Andrew Ford and Jessica Eller, co-presidents of CA's Empathy for All antibullying group show design for T-shirts group has orderd.

Andrew Ford and Jessica Eller, co-presidents of CA’s Empathy for All antibullying group show design for T-shirts group has orderd.

FLINT TWP. — Young people from different school districts are uniting against a common enemy — bullies.

One example was a joint meeting Thursday between Empathy for All (EFA), an anti-bullying group formed last year at Carman- Ainsworth High School and the Power of 100, a similar group started two years ago at Swartz Creek High School.

Students met at CAHS to share ideas and talk about why it is important to take a stand against bullying.

Swartz Creek also has joined forces with Fenton High School students involved in “The Bullycide Project,’’ an antibullying play written by a Fenton High School teacher that tours locally and nationally.
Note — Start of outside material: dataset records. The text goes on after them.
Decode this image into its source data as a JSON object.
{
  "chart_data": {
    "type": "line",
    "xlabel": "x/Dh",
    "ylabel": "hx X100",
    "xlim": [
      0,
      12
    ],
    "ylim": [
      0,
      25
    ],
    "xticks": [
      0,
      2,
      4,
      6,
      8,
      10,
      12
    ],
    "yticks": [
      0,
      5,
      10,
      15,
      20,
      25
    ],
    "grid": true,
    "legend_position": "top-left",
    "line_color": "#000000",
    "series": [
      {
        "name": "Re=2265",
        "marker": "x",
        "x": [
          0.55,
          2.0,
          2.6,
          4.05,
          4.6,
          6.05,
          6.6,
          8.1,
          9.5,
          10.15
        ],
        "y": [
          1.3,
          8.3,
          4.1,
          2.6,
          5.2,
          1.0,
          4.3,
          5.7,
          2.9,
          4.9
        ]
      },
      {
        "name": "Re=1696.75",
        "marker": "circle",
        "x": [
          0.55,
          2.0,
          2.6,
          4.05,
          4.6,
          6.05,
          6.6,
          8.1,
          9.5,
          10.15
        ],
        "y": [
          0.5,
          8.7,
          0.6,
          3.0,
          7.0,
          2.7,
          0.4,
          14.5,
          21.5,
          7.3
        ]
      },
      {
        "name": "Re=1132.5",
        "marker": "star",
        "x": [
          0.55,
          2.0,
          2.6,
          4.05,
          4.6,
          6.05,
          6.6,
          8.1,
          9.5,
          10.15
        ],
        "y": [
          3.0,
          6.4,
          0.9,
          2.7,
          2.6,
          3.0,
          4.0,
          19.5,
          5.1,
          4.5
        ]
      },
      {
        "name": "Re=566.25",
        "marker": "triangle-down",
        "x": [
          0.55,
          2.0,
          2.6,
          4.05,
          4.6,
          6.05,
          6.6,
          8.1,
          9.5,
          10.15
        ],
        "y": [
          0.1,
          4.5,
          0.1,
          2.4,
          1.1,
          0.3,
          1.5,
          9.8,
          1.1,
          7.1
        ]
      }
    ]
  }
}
Bullycide is a term for bullying victims driven to suicide.

Power of 100 students will accompany the “Bullycide’’ cast to Davison High School later this month to participate in an antibullying discussion following the presentation, said Kaylee Brown, president of Power of 100. CA students invited to join them will make it an interaction between at least four school districts.
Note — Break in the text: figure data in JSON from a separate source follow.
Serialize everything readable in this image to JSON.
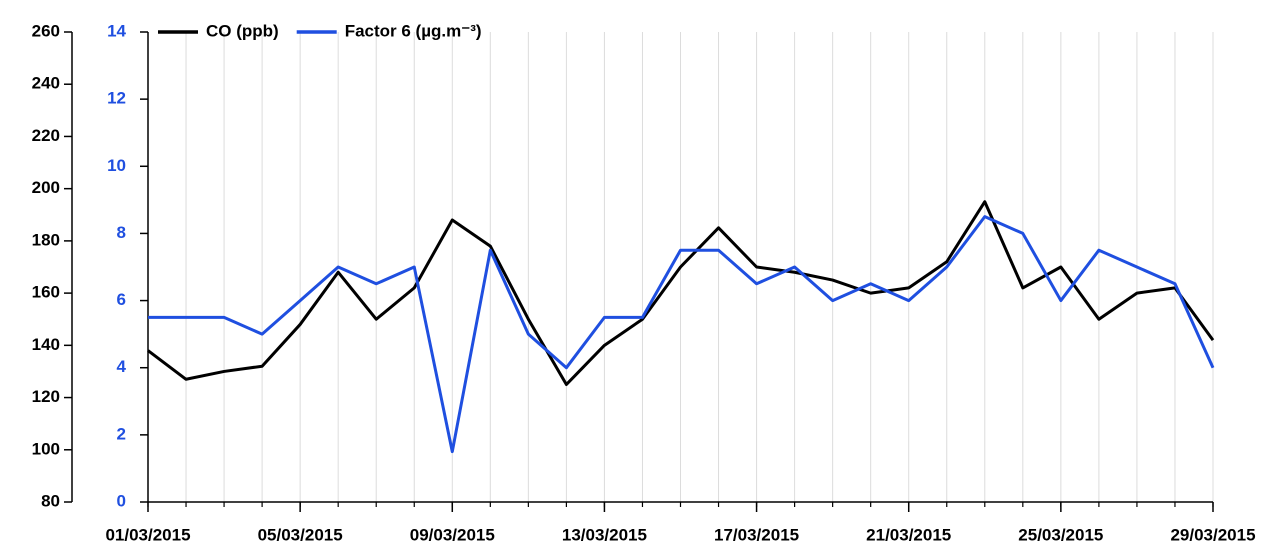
{
  "chart_data": {
    "type": "line",
    "x": [
      "01/03/2015",
      "02/03/2015",
      "03/03/2015",
      "04/03/2015",
      "05/03/2015",
      "06/03/2015",
      "07/03/2015",
      "08/03/2015",
      "09/03/2015",
      "10/03/2015",
      "11/03/2015",
      "12/03/2015",
      "13/03/2015",
      "14/03/2015",
      "15/03/2015",
      "16/03/2015",
      "17/03/2015",
      "18/03/2015",
      "19/03/2015",
      "20/03/2015",
      "21/03/2015",
      "22/03/2015",
      "23/03/2015",
      "24/03/2015",
      "25/03/2015",
      "26/03/2015",
      "27/03/2015",
      "28/03/2015",
      "29/03/2015"
    ],
    "series": [
      {
        "name": "CO (ppb)",
        "color": "#000000",
        "values": [
          138,
          127,
          130,
          132,
          148,
          168,
          150,
          162,
          188,
          178,
          150,
          125,
          140,
          150,
          170,
          185,
          170,
          168,
          165,
          160,
          162,
          172,
          195,
          162,
          170,
          150,
          160,
          162,
          142
        ]
      },
      {
        "name": "Factor 6 (µg.m⁻³)",
        "color": "#1f4fe0",
        "axis": "y2",
        "values": [
          5.5,
          5.5,
          5.5,
          5,
          6,
          7,
          6.5,
          7,
          1.5,
          7.5,
          5,
          4,
          5.5,
          5.5,
          7.5,
          7.5,
          6.5,
          7,
          6,
          6.5,
          6,
          7,
          8.5,
          8,
          6,
          7.5,
          7,
          6.5,
          4
        ]
      }
    ],
    "xlim": [
      "01/03/2015",
      "29/03/2015"
    ],
    "xticks": [
      "01/03/2015",
      "05/03/2015",
      "09/03/2015",
      "13/03/2015",
      "17/03/2015",
      "21/03/2015",
      "25/03/2015",
      "29/03/2015"
    ],
    "ylim": [
      80,
      260
    ],
    "yticks": [
      80,
      100,
      120,
      140,
      160,
      180,
      200,
      220,
      240,
      260
    ],
    "y2lim": [
      0,
      14
    ],
    "y2ticks": [
      0,
      2,
      4,
      6,
      8,
      10,
      12,
      14
    ],
    "grid": true
  }
}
Students from CA’s Gay/Straight Alliance also attended last week’s joint meeting.

Andrew Ford and Jessica Eller, EFA co-presidents, led a discussion in which some students gave tearful testimony about their reasons for getting involved in their respective groups.

For Eller, it was reading a news report about a gay student at Rutgers University in New Jersey, who committed suicide after his roommate allegedly outed him in a videotape broadcast online.
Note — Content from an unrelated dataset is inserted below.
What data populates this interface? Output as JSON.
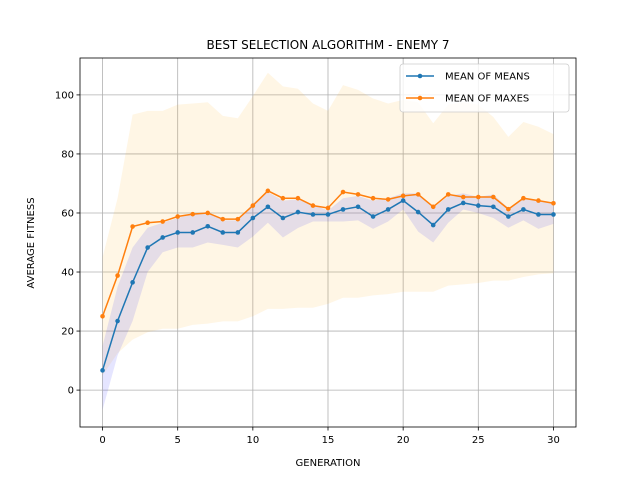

Three students said they joined the antibullying group because of a sibling with a disability who had been picked on.

“I have felt since I was small the need stand up for people who can’t speak for themselves,’’ one CA student said.

Other students said they had been bullies or victims of bullies.

One student said he and friends in middle school teased each other all the time but he did not realize until he started high school that it was a form of bullying.

Power of 100 started after a very upsetting hallway incident, said David Simancek, SCHS assistant principal and Power of 100 advisor. After reviewing the incident on a security camera, Simancek knew something had to be done.

“I saw the bully leave laughing from the scene,’’ Simancek said, adding that he also saw other students helping the victim.

Now 350 of 1,200 SCHS students have attended at least one Power of 100 meeting which means that one in every four students in the hallways have been exposed to the anitbullying message, Simancek said. T-shirts that members wear are another highly visible means of spreading the message, he said.

EFA regularly visits other CA schools to perform skits and talk about bullying, said Carrie Mattern, a CAHS English teacher and EFA advisor.

Often the younger children feel more comfortable sharing a bullying incident with an older student than they do with a parent or teacher, Mattern said.

EFA meets every Thursday in Mattern’s classroom.

A national study in 2010 found that 56 percent of students have witnessed bullying at school and 71 percent say it is an ongoing problem.

About 15 percent reportedly don’t come to school for fear of being bullied and one in 10 drop out because of it.